Dr. Simon said much of the economic challenge was caused by the CBN’s Ways and Means financing and various interventions, which pumped over N40 trillion into the economy during the tenure of the last administration.

He criticised the continuation of this practice, despite promises to halt it.

He also stressed the need for a permanent solution to insecurity, which severely impacts agricultural productivity.

“We need to find a permanent solution to insecurity, whether it’s bandits in the northwest or Boko Haram in the northeast,” he said.

Prof. Uwaleke advocated coordinated efforts to boost food output through agricultural mechanization and subsidising fertilizers for genuine farmers.

“There should be a deliberate, urgent, and concerted effort on the part of the federal and state governments to boost food output,” he emphasised.

He also highlighted the potential benefits of rolling out Compressed Natural Gas (CNG) buses to reduce transportation costs and urged the government to fix the country’s refineries to bring down energy costs.

“The cost of energy needs to come down, which is why the refineries need to be fixed urgently,” he noted.

Mr. Idakolo recommended aggressive implementation of welfare policies and suggested a form of price control to stabilise the economy.

He also called for increased refining capacity to reduce pressure on the exchange rate and advised against imposing additional taxes and levies for at least two years to allow current policies to take effect.

“The government needs to look inwards and stop additional burden on the people and businesses,” he stated.

CBN set for fresh interest rate increase
The MPC is said to be inclined to further raise the benchmark interest rate to check inflation

National Bureau of Statistics (NBS) data showed that the country’s annual inflation rate rose to 33.69 per cent in April from 33.20 per cent in March.

The NBS said the April 2024 headline inflation rate showed an increase of 0.49 per cent points when compared to the March headline inflation rate.

On a year-on-year basis, headline inflation rate was 11.47 per cent points higher than the rate recorded in April 2023, which was 22.22 per cent.

In response to these inflationary pressures, Managing Director, Financial Derivatives Company Limited, Bismarck Rewane, said the Monetary Policy Committee (MPC) is likely to increase the MPR by 50 to 100 basis points during its meeting on May 20-21.

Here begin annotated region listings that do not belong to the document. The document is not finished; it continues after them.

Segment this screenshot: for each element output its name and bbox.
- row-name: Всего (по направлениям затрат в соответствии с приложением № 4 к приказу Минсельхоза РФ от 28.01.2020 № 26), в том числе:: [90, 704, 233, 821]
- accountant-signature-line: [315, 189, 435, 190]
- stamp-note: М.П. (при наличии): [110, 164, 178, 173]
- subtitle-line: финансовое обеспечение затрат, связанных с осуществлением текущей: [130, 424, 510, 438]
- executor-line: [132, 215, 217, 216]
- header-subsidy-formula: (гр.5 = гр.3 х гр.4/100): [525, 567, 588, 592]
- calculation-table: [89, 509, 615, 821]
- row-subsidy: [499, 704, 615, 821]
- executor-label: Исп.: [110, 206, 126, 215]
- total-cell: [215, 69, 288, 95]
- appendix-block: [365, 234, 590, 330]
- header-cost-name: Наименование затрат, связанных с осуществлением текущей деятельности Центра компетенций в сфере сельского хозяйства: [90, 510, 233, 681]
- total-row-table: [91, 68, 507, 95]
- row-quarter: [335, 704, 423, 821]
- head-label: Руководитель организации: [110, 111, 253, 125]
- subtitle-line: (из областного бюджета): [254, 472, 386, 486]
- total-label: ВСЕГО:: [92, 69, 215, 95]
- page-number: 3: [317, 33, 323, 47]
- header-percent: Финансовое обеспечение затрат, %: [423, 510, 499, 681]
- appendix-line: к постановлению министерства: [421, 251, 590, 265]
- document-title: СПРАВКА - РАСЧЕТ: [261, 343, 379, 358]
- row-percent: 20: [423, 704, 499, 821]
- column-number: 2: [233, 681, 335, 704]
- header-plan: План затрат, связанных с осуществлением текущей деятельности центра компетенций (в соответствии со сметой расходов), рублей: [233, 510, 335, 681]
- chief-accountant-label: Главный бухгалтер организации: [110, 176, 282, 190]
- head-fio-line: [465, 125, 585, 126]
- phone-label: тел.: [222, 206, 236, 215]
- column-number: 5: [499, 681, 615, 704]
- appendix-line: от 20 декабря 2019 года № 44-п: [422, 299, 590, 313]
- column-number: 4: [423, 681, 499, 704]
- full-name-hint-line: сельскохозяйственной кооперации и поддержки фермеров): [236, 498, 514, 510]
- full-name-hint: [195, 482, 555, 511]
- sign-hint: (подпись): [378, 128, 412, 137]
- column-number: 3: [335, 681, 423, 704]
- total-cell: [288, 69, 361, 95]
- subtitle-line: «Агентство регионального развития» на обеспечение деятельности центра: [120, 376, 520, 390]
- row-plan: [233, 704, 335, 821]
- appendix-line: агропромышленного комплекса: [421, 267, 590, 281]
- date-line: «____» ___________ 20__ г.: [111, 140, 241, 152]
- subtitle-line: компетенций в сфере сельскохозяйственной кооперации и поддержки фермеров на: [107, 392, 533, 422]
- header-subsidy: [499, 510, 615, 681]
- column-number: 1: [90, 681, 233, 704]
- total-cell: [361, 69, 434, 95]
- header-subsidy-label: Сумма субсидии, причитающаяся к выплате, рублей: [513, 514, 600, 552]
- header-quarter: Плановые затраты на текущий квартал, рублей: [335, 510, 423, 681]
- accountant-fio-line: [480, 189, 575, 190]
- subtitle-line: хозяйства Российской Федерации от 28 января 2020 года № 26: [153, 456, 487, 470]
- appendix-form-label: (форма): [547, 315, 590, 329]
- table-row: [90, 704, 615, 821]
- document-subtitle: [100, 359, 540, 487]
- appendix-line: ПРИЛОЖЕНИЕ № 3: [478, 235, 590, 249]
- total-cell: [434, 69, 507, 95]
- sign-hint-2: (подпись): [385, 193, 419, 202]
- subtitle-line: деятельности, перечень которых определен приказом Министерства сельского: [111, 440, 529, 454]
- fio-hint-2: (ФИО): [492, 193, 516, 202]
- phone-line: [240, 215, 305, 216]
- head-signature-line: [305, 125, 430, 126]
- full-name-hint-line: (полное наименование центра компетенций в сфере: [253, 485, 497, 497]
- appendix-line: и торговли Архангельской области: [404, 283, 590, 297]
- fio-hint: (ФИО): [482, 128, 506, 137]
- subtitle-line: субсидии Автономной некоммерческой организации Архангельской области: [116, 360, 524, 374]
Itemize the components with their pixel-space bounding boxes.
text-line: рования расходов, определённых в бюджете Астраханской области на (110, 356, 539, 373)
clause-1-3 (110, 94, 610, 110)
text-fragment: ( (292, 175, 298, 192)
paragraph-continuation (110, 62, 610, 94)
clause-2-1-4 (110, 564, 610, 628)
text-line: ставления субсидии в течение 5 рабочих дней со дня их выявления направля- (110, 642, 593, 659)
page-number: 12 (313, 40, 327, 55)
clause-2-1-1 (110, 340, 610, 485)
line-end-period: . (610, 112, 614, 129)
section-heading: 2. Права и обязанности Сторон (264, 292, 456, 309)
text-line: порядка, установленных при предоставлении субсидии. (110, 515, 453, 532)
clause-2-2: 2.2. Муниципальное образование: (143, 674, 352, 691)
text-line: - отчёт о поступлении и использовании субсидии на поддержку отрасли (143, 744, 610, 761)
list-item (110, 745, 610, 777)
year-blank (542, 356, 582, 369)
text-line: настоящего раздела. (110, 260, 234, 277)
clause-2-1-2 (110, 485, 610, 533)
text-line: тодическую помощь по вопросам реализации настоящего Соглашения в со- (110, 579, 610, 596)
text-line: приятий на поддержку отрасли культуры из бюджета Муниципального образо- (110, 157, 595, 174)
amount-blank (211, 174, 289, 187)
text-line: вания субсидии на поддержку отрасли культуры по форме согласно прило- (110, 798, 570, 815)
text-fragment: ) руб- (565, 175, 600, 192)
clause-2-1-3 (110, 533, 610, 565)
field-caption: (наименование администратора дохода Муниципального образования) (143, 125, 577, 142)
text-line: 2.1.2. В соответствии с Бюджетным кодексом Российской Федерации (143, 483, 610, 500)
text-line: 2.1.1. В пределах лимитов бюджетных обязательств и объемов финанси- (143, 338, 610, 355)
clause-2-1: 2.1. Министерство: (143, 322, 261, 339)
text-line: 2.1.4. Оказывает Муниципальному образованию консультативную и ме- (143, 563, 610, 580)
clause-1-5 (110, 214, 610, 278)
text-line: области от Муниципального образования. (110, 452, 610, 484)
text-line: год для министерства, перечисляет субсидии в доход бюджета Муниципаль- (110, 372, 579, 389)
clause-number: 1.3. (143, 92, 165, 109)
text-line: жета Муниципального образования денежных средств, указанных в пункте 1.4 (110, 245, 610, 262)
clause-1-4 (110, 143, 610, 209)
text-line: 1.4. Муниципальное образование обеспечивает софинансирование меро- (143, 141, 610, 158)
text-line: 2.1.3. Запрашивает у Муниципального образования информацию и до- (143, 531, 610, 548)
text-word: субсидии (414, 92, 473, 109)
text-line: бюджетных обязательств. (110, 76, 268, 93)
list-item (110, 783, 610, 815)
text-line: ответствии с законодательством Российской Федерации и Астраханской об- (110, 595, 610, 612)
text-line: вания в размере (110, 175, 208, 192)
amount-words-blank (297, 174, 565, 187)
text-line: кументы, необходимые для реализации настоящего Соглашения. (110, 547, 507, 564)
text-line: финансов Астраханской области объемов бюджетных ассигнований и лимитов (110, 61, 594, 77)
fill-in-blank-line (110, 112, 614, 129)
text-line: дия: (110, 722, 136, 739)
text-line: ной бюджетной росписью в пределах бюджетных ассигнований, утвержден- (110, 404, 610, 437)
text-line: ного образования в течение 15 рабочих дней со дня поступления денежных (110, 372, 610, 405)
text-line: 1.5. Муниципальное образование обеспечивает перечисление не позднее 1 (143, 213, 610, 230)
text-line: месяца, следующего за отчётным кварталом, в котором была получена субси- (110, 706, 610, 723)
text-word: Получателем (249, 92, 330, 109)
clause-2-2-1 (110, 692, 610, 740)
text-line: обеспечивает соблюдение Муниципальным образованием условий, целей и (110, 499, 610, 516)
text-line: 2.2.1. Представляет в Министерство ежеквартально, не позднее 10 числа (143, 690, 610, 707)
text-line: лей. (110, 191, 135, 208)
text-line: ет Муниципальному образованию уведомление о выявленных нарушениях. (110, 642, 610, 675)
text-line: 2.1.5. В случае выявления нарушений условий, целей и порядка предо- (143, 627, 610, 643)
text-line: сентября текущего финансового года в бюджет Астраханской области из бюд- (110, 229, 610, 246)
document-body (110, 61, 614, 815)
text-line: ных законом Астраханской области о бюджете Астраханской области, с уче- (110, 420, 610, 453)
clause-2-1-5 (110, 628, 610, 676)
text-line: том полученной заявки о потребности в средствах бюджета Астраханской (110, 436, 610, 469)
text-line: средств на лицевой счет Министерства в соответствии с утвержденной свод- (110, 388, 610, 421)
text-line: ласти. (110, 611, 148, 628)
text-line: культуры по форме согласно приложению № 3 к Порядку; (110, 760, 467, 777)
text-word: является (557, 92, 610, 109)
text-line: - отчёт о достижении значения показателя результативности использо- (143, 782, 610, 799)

“This monetary tightening aims to curb inflation by elevating borrowing costs, thereby reducing consumer spending and cooling off demand,” he said.

Analysis of the NBS data showed that on a month-on-month basis, the headline inflation rate in April 2024 was 2.29 per cent, which was 0.73 per cent lower than the rate recorded in March 2024 (3.02 per cent).

Therefore in April 2024, the rate of increase in the average price level is less than the rate of increase in the average price level in March 2024.

Also, food inflation rate in April quickened to 40.53 per cent on a year-on-year basis, which was 15.92 per cent points higher compared to the rate recorded in April 2023 (24.61 per cent).

Analysts at Financial Derivatives Company Limited further said that the price of food commodities in Nigeria has maintained an upward trend since the beginning of the year, significantly impacting consumers nationwide.

This persistent rise, initially driven by currency misalignment and supply chain disruptions, has now been exacerbated by the planting season, which typically leads to food shortages.

In April 2024, the annual food index experienced a notable increase, rising by 0.52 per cent to 40.53 per cent, up from 40.01 per cent in March. However, on a monthly basis, the food index declined by 1.11 per cent, falling to 2.50 per cent.

This minor relief does little to offset the broader trend of inflation. During this period, Nigeria’s headline inflation climbed to a 28-year high of 33.69 per cent from 33.2 per cent in March.

Key commodities experienced significant price hikes in April, with garri increasing by 33 per cent to N40,000 (bag), tomatoes surging by 42.85 per cent to N50,000 (basket), and onions rising by 37.5 per cent to N55,000 (bag).

Additionally, the prices of essential items such as bread, yams, vegetable oil, and fish rose.